A young woman figures out how to belong in Kyle Lucia Wu’s novel Win Me Something.
Willa isn’t passionate about being a nanny, but it beats working at another coffee shop. Her latest charge is Bijou, a precocious nine-year-old next to whom Willa feels inadequate. As Willa navigates this new world of privilege, feelings about her own childhood float to the surface, pushing her toward a reckoning with her past—and into possible futures.
In Willa’s eyes, Bijou’s family is light years away from her own: well off, whereas hers is working class; attentive, whereas hers is neglectful and absent; devoted to Bijou, whereas Willa’s divorced parents are preoccupied with their younger children. Adding to Willa’s sense of disconnect is her ethnicity: she is half Asian and half white, which prompts confusion and nosy, insensitive questions from strangers who think that they are entitled to her life story. The contrast between her current life and her childhood is made plain through painful, lonely flashbacks. It is also implied in Willa’s reactions to events that, for anyone else, would be ordinary.

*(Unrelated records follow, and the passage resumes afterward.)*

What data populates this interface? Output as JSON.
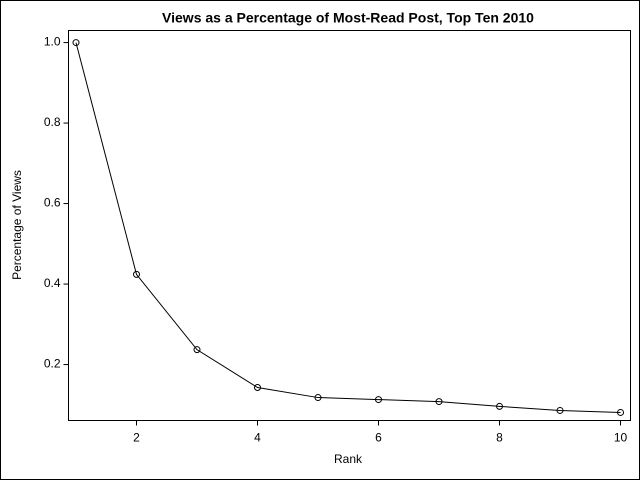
{
  "chart_data": {
    "type": "line",
    "title": "Views as a Percentage of Most-Read Post, Top Ten 2010",
    "x_label": "Rank",
    "y_label": "Percentage of Views",
    "x": [
      1,
      2,
      3,
      4,
      5,
      6,
      7,
      8,
      9,
      10
    ],
    "values": [
      1.0,
      0.424,
      0.237,
      0.143,
      0.118,
      0.113,
      0.108,
      0.096,
      0.086,
      0.081
    ],
    "color": "#000000",
    "xlim": [
      0.876,
      10.165
    ],
    "ylim": [
      0.061,
      1.03
    ],
    "xticks": [
      2,
      4,
      6,
      8,
      10
    ],
    "yticks": [
      0.2,
      0.4,
      0.6,
      0.8,
      {
        "value": 1,
        "label": "1.0"
      }
    ]
  }
}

Willa is a compelling but unreliable narrator: there is much more to Bijou’s family than she is ever aware of. Her desire to belong—such a human instinct—makes her relatable, as do her occasional, mild indiscretions, such as sneaking into her boss’s room to try on make-up. She spends so long wondering why she doesn’t fit in that she never thinks about how her own actions might contribute to her present situation. That realization, as late as it comes, may allow her to find a place for herself at last.
Win Me Something is a wistful novel about how much effort it can take to find and settle into your place in the world.